Control of Generalized Energy Storage Networks

The integration of intermittent and volatile renewable energy resources requires increased flexibility in the operation of the electric grid. Storage, broadly speaking, provides the flexibility of shifting energy over time; network, on the other hand, provides the flexibility of shifting energy over geographical locations. The optimal control of general storage networks in uncertain environments is an important open problem. The key challenge is that, even in small networks, the corresponding constrained stochastic control problems with continuous spaces suffer from curses of dimensionality, and are intractable in general settings. For large networks, no efficient algorithm is known to give optimal or near-optimal performance. This paper provides an efficient and provably near-optimal algorithm to solve this problem in a very general setting.
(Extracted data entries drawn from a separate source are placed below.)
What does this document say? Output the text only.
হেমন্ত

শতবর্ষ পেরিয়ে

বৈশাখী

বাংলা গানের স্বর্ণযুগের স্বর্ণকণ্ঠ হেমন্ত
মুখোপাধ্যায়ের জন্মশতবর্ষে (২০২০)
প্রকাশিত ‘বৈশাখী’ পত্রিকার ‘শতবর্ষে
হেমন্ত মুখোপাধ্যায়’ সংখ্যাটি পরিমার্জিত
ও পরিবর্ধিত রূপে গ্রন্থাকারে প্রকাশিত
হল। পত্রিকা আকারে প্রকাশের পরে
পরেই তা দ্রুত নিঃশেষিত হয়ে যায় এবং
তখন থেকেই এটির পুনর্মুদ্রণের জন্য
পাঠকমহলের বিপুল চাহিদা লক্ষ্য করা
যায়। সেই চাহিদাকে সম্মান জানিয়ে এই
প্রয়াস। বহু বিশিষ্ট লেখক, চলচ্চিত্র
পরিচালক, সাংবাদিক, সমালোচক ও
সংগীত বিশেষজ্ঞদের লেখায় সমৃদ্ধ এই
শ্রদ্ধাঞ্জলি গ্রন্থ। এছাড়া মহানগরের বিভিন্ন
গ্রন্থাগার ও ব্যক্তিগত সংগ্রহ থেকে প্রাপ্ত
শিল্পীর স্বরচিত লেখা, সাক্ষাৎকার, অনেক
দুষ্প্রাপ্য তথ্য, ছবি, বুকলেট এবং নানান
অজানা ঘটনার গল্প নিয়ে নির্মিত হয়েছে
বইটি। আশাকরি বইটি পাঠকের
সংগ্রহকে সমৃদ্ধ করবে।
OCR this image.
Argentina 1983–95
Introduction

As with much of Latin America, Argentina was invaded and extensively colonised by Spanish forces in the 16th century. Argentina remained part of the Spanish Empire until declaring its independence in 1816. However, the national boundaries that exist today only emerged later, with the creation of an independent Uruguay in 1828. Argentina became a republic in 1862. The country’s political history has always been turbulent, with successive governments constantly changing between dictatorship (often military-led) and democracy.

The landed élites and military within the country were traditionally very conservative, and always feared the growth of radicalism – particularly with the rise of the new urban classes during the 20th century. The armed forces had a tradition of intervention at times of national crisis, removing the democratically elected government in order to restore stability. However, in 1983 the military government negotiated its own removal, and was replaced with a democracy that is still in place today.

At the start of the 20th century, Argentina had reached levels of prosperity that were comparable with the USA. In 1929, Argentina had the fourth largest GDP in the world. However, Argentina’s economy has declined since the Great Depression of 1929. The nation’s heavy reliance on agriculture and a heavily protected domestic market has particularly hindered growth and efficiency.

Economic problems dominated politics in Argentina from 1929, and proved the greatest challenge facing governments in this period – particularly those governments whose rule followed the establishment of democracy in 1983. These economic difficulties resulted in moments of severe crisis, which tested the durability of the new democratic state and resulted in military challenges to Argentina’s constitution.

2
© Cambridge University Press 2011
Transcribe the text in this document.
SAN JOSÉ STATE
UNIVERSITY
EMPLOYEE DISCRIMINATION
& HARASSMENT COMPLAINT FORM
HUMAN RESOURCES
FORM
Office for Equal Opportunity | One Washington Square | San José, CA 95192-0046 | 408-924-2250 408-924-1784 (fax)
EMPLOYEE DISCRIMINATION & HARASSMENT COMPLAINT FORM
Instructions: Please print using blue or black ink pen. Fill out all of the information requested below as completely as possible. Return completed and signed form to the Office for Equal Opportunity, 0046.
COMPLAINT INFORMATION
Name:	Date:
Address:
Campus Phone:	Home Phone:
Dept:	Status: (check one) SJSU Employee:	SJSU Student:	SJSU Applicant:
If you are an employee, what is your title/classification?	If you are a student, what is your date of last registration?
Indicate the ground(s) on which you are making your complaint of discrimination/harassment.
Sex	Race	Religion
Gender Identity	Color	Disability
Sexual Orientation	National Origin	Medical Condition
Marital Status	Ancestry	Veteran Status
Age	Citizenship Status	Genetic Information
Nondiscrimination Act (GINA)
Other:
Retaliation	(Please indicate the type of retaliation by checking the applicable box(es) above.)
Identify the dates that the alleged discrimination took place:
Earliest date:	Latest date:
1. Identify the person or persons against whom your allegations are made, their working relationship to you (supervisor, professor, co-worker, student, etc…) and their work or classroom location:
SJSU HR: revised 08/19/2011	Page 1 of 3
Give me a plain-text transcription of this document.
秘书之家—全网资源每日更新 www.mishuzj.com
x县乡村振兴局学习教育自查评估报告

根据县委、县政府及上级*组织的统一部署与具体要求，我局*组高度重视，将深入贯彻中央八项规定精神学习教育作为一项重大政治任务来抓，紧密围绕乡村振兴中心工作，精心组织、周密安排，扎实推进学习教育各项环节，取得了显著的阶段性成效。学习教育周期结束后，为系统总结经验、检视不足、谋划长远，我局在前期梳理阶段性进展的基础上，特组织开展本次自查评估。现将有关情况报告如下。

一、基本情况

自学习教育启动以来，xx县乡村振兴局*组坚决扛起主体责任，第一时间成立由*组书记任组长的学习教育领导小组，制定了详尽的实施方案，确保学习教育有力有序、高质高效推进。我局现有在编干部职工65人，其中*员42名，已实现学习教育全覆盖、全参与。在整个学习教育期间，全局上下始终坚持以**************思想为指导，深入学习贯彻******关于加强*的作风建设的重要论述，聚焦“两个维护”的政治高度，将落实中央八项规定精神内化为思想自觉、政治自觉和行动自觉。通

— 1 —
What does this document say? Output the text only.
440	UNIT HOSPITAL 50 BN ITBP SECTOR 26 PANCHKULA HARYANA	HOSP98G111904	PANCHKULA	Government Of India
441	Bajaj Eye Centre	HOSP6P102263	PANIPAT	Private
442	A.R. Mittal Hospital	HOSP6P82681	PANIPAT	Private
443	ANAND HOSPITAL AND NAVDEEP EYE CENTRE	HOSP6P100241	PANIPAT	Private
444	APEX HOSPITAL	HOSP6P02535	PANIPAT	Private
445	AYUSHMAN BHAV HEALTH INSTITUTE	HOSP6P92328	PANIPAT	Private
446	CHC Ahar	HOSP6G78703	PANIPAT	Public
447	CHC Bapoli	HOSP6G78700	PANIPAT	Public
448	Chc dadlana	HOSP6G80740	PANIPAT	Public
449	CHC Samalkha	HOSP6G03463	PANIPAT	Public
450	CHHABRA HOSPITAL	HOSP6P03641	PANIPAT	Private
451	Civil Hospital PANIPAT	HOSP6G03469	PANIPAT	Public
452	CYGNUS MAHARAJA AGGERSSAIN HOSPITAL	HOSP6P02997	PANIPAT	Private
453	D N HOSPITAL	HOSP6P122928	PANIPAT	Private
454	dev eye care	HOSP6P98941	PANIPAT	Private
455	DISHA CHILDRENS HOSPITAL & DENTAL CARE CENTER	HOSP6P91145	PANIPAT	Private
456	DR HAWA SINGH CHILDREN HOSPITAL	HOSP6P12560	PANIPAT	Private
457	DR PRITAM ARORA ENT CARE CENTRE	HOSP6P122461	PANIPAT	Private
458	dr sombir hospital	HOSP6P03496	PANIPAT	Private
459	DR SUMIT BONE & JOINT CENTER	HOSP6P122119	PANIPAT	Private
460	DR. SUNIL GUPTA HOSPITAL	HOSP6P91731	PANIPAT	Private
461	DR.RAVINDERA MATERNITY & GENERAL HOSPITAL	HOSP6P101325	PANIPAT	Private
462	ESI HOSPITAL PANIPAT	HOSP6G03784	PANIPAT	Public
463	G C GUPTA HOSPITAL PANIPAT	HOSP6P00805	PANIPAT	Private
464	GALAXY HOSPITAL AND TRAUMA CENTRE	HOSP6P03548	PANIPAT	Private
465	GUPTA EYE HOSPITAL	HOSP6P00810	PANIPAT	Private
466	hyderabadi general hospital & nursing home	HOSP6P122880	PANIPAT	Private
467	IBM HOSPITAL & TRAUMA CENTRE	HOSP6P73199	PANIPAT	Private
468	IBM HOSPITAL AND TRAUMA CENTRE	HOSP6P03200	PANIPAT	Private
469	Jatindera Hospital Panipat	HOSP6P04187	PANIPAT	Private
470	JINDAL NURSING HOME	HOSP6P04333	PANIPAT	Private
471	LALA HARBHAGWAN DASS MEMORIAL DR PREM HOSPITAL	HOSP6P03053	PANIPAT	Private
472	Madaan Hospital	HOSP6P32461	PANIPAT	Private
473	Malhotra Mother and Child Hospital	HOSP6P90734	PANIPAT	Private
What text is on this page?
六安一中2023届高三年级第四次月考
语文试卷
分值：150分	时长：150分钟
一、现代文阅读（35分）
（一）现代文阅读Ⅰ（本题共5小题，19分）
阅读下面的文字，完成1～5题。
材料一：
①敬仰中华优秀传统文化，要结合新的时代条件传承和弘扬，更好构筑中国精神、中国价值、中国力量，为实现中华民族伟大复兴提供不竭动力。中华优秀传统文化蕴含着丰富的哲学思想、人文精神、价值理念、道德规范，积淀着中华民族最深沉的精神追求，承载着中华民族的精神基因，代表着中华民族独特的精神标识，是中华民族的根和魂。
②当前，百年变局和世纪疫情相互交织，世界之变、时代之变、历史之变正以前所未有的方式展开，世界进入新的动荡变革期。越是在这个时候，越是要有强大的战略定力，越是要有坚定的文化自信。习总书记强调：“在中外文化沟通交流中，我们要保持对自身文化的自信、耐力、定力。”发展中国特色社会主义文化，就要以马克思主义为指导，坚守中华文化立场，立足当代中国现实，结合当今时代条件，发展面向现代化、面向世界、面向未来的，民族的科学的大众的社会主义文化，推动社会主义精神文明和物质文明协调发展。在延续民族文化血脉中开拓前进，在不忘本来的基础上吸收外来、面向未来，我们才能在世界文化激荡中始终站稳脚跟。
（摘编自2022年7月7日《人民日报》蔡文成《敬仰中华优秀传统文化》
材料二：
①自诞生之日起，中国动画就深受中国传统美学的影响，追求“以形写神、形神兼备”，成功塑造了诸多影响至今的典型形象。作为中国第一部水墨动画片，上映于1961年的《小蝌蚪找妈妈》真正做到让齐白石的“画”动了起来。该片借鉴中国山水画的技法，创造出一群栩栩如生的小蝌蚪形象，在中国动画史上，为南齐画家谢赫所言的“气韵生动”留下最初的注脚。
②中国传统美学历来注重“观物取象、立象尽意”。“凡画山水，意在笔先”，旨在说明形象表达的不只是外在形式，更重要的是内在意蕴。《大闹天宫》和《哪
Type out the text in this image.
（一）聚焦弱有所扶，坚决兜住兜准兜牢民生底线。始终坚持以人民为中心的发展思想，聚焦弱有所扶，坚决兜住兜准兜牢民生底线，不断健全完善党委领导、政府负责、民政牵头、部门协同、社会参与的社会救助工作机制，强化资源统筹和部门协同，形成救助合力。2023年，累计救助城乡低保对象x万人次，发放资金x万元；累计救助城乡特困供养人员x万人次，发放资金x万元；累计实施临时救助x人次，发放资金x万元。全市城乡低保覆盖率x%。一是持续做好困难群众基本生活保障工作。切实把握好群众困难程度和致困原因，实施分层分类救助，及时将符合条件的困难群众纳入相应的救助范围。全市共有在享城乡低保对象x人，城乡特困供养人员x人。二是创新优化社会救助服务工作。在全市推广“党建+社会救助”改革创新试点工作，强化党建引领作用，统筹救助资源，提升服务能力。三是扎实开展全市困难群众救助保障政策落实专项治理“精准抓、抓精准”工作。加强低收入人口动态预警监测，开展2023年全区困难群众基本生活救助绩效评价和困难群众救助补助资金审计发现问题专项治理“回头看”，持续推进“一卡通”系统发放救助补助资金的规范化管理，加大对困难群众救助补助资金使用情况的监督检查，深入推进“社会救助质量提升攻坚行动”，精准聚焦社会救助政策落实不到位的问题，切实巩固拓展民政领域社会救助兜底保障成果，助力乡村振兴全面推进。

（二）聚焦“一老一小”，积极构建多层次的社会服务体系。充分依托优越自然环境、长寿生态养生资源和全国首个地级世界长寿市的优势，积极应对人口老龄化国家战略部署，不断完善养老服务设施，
We study the optimal control of generalized storage networks, i.e., electric networks connected to distributed generalized storages. Here generalized storage is a unifying dynamic model for many components of the grid that provide the functionality of shifting energy over time, ranging from standard energy storage devices to deferrable or thermostatically controlled loads. An online algorithm is devised for the corresponding constrained stochastic control problem based on the theory of Lyapunov optimization. We prove that the algorithm is near-optimal, and construct a semidefinite program to min- imize the sub-optimality bound. The resulting bound is a constant that depends only on the parameters of the storage network and cost functions, and is independent of uncertainty realizations. Numerical examples are given to demonstrate the effectiveness of the algorithm.